Simple science and Complex Religion
Why science looks logical and has only few and common theories (read disputes) whereas behavioral science, management, religions, The God and knowledge about humans is too complex and so many? The very intelligent scientist and author of modern time Mr Richard Dawkin asks ‘ Why we have lots of religion and theories on God’?
The answer is very simple if you want it simply and complex if you want to understand it with complexity but there is an answer.
It can be very simple to understand, if you are a parent or a teacher of primary school. The best example is a teacher who is trying to teach alphabets to toddlers. He may teach “A for an Apple” and tomorrow when same teacher is on a holiday (or in other school), a new teacher may teach “A for an Ant” and if the teacher is bit modern than he may even teach “A for Antenna”
Think of a very simple case, a student (Mr Richard Dawkin?) who after few days, stands up and ask to a teacher, “Why is ‘A’ for an apple, Ant or Antenna”? Why can’t be it just ‘A’ for an Apple”? This will surely come from very intelligent student.
Now, try to imagine yourself in a place of teacher and try to explain to this to student.
We may have few answers
- It is very simple, it depends on teacher the only objective is to learn alphabets
- No you have to call it “A for an Apple’ because this is what written in a book
- No you have to call it ONLY ‘A for an Apple’ because this is what I am teaching you.
- No you have to call it “A for an Apple” because our principal says so.
- Does not matter if you understand A, you can call anything
- This depends on culture and tradition, everyone has their own way of understanding
- It also depends on ‘you’ (student) what you want to call, logically does not make any difference.
- You don’t need to learn this, just simply say an apple, antenna or ant.
- I don’t believe in ‘A’ it does not exists and you also don’t believe, it is all illusion.
There can be many more answers but I think the only objective is to learn ‘A’
Now, expand this hypothetical sample size of 15-30 students to all humanity of few billion people and try to explain everyone ‘A’, how much definition and explanation we need?
The complexity and diversity arise when you go in detail and when you increase your sample size as and parameters, it naturally (or even scientifically) brings more ‘chaos’.
The literatures other than science while trying to explain everyone (all available audience to them, at the given time) they may have used many terms to define same thing, many definition and explanation. The definition given to one audience might look absolute illogical to other audience but I think the objective was same like learning an ‘Alphabet’.
Whereas in science which has ‘limited’ pre-defined terms and audience is powered by well-defined nomenclature so majority of terms are ‘common’ and also when science deals with highly complex system they ‘assume’ lot, universal constant, constants, ideal conditions, in given parameters/conditions etc. Interestingly the biology (of which Mr Dawkin is a master) has more definitions and classifications than explanations and theories.
Basically science clearly defines its range, assumptions and limitations before it makes any statement. The majority of sciences depend on one constant (speed of light) and one dynamic or relative variable (Time), who knows that these both are perpetual fact? On the day when any of this two is ‘challenged’ majority of science book will also change.

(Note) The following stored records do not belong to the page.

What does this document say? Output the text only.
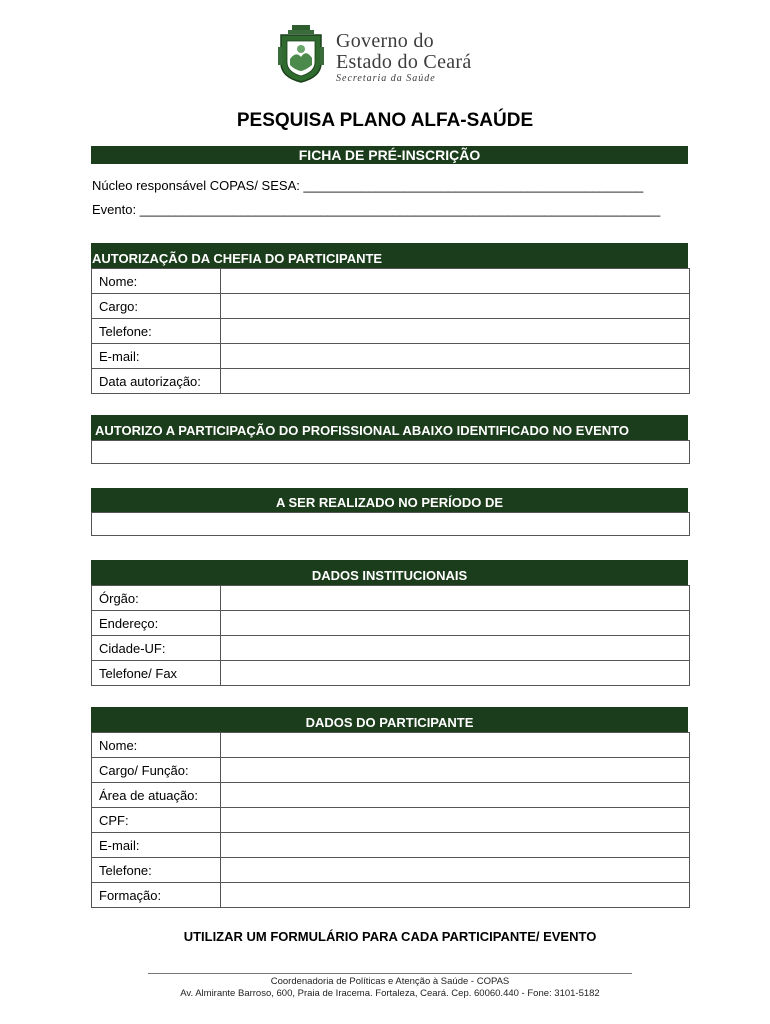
Governo do
Estado do Ceará
Secretaria da Saúde
PESQUISA PLANO ALFA-SAÚDE
FICHA DE PRÉ-INSCRIÇÃO
Núcleo responsável COPAS/ SESA: _______________________________________________
Evento: ________________________________________________________________________
AUTORIZAÇÃO DA CHEFIA DO PARTICIPANTE
Nome:	
Cargo:	
Telefone:	
E-mail:	
Data autorização:	
AUTORIZO A PARTICIPAÇÃO DO PROFISSIONAL ABAIXO IDENTIFICADO NO EVENTO
A SER REALIZADO NO PERÍODO DE
DADOS INSTITUCIONAIS
Órgão:	
Endereço:	
Cidade-UF:	
Telefone/ Fax	
DADOS DO PARTICIPANTE
Nome:	
Cargo/ Função:	
Área de atuação:	
CPF:	
E-mail:	
Telefone:	
Formação:	
UTILIZAR UM FORMULÁRIO PARA CADA PARTICIPANTE/ EVENTO
Coordenadoria de Políticas e Atenção à Saúde - COPAS
Av. Almirante Barroso, 600, Praia de Iracema. Fortaleza, Ceará. Cep. 60060.440 - Fone: 3101-5182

The power of science is ‘change’ and it keeps changing these parameters over a time and new theory is born. So, if you believe that science is ‘consistent’ then you are wrong, no it is not, it cannot be.
If audience is smart enough perhaps there is no need to learn ‘A’ or even there is no need of even ‘learning’. As we say ‘The Devil is in the details’ so the devil lies in detailing and it can be detailing of anything science, religion, philosophy, Management or even in humans. It all depends on at what ‘Complexity level’ of the nature, humans or system we look at!